Dr Stephen Ekolu, a lecturer at the Wits school of civil and environmental engineering, said students will not gain experience recognised by the engineering fraternities if community work is not a thought-out process. “Graduates won’t get recognised experience if the community service is based on cosmetic projects,” said Ekolu.

The plan to compel engineering graduates into community service for at least one year was discussed during the ANC’s policy conference in Midrand last month and will be voted on in Mangaung in December.

The Minister of Higher Education, Dr Blade Nzimande, was reported at the time to have said the plan would help students who cannot find jobs and it will give them experience before entering the formal job sector.

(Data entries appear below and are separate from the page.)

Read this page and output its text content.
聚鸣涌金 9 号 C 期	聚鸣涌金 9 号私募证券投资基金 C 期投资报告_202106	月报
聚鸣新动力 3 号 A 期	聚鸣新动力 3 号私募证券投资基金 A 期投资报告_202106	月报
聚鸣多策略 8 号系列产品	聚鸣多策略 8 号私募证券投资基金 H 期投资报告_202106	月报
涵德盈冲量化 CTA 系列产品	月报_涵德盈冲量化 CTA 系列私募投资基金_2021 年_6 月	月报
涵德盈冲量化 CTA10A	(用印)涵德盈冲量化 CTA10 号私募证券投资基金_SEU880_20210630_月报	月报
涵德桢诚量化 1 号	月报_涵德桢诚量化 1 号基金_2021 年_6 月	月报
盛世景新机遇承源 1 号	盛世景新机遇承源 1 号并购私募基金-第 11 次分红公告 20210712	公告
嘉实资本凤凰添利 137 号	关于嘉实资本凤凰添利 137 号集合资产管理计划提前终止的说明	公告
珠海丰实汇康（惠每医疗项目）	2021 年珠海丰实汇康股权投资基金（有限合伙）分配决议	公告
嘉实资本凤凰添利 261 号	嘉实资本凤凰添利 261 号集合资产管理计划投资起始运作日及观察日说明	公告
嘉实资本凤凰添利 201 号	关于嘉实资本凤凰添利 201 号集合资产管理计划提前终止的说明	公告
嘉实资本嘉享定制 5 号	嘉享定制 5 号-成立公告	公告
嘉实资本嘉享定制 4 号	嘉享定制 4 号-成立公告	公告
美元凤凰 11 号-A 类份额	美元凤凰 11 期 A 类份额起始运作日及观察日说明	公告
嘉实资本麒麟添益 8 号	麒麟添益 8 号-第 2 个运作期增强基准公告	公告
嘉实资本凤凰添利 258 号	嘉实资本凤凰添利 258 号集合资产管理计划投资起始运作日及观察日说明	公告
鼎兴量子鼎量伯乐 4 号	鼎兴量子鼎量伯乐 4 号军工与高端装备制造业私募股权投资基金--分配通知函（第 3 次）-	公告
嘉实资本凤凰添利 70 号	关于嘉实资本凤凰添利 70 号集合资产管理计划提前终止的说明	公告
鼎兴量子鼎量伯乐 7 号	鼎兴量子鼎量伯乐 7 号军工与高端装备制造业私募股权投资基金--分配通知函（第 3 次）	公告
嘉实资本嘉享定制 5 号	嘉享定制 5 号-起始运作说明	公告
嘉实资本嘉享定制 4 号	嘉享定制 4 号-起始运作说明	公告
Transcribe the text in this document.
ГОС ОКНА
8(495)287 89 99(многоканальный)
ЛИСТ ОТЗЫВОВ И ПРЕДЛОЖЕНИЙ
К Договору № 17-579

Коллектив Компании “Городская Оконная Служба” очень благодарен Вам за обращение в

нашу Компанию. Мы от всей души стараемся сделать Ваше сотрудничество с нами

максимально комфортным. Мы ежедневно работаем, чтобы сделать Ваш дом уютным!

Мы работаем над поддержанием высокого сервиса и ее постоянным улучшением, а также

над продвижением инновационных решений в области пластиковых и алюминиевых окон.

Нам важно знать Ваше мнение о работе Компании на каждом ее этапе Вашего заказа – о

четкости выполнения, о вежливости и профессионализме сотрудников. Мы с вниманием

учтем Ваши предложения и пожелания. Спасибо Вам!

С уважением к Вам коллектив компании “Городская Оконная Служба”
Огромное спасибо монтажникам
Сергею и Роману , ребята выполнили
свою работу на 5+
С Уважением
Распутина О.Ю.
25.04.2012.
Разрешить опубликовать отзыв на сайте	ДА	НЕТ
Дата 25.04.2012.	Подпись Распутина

Ekolu said community-based projects have to be done in two stages in order to be considered experience which a graduate can put towards being a recognised engineer registered with the Engineering Council of South Africa (ECSA).

Ekolu said there should be a design process, a construction process and professionals who will oversee the work in order to fulfil experience requirements.

Ekolu said: “I doubt that the community work has all these components but if it is planned with the involvement of engineering professionals at every stage, from an engineering perspective it can be a success.”

Engineering students see their skills as being in high demand in the country and think the prospect of not finding a job, as pointed out by Nzimande, is minimal.

Zunaid Areff, 4th year BSc civil engineering, said: “It’s a good idea but we are in demand because the private sector gives us bursaries. They want us to work as soon as we graduate. The government will need to work together with the private sector to avoid complications.”

Tshepo Lethea, 4th year BSc civil engineering, said the lack of government involvement in producing engineers. Lethea said: “There is a shortage in the first place because people drop out as a result of financial issues. The state should get people through school and to the point where they can be involved in community work. It’s a good initiative but they must pay to get us to this point.”

Ekolu spoke about similar community projects that have involved engineers on the African continent and said those that succeeded were structured as community-based projects instead of community work. “In Uganda, women’s groups make construction materials, provide labour and involve professionals through the building project. If we can identify similar projects in South Africa and then retain professionals to make sure it adheres to municipal requirements it can work.”